Mario Sergio Cortella e um de seus excelentes textos sobre “O acaso”.



A música “Epitáfio”, dos Titãs, diz que “O acaso vai me proteger”. A ideia de acaso é aquilo que não temos como organizar. Quando estamos entrando no final de semana, gostamos inclusive de pensar: “Amanhã eu não tenho de trabalhar, vou andar sem rumo”.

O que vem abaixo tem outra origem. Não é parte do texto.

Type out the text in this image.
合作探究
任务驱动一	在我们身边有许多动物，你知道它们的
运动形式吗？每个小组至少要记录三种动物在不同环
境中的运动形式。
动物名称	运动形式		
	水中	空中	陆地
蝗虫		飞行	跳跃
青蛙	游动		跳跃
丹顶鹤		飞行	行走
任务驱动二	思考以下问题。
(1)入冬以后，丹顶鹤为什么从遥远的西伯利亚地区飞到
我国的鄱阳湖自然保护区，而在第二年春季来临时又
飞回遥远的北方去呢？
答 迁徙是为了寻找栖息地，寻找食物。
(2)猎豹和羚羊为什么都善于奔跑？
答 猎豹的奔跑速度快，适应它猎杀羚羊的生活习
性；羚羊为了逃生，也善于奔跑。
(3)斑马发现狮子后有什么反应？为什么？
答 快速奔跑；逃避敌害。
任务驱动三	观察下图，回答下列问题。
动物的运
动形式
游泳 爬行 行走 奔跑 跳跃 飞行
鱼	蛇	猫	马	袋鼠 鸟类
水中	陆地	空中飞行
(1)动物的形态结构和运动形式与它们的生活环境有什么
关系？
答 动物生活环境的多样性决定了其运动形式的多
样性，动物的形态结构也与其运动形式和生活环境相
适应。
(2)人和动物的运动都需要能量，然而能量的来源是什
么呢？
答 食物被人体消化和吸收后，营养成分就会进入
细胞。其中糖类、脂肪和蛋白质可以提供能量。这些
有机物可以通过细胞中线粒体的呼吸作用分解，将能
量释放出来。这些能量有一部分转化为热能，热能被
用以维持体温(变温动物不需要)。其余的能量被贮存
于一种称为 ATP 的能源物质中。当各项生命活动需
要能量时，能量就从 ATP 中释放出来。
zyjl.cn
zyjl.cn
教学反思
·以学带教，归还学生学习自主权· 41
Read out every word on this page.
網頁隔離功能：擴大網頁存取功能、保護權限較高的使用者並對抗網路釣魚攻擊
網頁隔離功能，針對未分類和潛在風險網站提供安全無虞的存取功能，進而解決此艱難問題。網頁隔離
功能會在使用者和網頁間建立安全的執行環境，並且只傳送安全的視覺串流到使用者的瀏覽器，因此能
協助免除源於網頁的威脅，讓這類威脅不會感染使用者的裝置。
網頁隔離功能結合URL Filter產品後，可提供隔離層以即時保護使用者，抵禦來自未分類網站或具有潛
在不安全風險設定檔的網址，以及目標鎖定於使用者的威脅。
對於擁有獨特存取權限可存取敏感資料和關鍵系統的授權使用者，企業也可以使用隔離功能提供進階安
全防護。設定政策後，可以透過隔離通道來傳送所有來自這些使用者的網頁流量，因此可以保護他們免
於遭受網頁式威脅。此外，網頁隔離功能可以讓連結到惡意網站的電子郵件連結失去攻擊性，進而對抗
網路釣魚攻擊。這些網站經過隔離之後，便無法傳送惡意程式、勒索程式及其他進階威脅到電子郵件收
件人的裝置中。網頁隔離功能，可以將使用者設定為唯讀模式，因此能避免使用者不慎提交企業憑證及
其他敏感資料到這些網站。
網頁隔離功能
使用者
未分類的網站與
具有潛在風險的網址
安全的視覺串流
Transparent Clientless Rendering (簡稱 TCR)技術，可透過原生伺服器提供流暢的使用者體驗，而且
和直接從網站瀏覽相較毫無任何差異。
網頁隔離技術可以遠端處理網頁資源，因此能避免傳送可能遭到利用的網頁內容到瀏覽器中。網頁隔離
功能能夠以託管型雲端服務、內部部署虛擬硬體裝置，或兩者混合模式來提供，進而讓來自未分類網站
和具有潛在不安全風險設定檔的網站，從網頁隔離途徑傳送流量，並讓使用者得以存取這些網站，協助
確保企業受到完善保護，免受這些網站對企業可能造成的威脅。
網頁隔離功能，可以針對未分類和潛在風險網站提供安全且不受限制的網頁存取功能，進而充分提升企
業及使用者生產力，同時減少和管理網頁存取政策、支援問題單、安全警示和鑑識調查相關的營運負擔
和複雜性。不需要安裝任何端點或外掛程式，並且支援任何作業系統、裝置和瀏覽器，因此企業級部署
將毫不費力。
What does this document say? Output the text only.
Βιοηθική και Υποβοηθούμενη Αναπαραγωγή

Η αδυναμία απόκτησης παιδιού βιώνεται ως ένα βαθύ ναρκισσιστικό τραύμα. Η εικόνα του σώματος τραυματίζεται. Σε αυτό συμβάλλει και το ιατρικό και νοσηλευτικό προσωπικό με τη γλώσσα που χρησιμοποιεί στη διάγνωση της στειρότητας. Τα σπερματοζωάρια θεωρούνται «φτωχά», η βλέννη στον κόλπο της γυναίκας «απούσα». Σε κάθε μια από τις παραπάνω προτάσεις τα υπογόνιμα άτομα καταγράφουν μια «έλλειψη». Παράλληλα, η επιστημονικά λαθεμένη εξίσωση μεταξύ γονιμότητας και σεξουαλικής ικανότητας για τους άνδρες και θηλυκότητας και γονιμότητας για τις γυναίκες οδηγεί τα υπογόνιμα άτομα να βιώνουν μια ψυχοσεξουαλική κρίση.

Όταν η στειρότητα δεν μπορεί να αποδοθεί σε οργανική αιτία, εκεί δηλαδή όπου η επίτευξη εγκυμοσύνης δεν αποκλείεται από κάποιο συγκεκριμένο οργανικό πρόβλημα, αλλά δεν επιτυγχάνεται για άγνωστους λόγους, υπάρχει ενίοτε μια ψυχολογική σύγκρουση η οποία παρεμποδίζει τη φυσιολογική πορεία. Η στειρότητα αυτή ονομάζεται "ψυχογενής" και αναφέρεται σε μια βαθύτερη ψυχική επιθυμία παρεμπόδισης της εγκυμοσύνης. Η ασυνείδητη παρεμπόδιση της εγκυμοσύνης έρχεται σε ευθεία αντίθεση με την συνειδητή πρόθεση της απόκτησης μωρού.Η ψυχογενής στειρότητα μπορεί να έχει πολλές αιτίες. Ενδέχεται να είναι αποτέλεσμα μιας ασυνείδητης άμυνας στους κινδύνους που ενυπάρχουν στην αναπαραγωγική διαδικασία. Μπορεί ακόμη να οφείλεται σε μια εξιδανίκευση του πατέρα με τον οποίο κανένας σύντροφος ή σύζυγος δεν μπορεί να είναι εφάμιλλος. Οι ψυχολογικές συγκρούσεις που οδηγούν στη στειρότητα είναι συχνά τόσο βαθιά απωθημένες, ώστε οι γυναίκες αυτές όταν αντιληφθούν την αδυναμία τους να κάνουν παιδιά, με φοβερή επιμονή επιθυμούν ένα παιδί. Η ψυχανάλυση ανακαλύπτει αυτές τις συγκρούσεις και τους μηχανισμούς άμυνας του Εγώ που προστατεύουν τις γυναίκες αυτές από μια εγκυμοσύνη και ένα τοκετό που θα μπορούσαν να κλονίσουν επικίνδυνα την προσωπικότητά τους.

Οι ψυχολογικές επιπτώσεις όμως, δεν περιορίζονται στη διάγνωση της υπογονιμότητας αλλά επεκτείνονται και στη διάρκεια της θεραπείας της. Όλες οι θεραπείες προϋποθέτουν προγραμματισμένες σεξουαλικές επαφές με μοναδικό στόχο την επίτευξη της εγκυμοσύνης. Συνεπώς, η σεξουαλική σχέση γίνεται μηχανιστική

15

Essa era a ideia central do clássico filme Easy Rider, andar sem destino, como era usual nos de 1960 e 1970, apenas vivenciando as coisas que iam acontecendo, sem planejar, sem pensar, deixando o acaso tomar conta do dia a dia. É uma sensação gostosa em vários momento se imaginar sem amarras. Sair caminhando, aquele passeio vagamundo, de onde veio até a expressão “vagabundo” para o português. Aquele que vai caminhando sem rumo. Só que, para nós, a expressão vagabundo também tomou um conceito negativo.

Claro que não podemos ter o acaso como sendo o nosso horizonte. Afinal, a religião, a Filosofia, a Ciência, a Arte seriam impossíveis se contássemos com o acaso como sendo nossa referência.

Mas, vez ou outra, é preciso se entender a ideia, como diria o pensador francês George Bernanos, de que “o acaso é a lógica de Deus”.

O acaso é aquilo que faz com que encontremos aquilo que não estávamos vendo até obtendo prazer em não sermos marcados por um caminho que vai sempre na mesma direção, tal como um trem que não sai do espaço marcado pelos trilhos, chamado de bitola.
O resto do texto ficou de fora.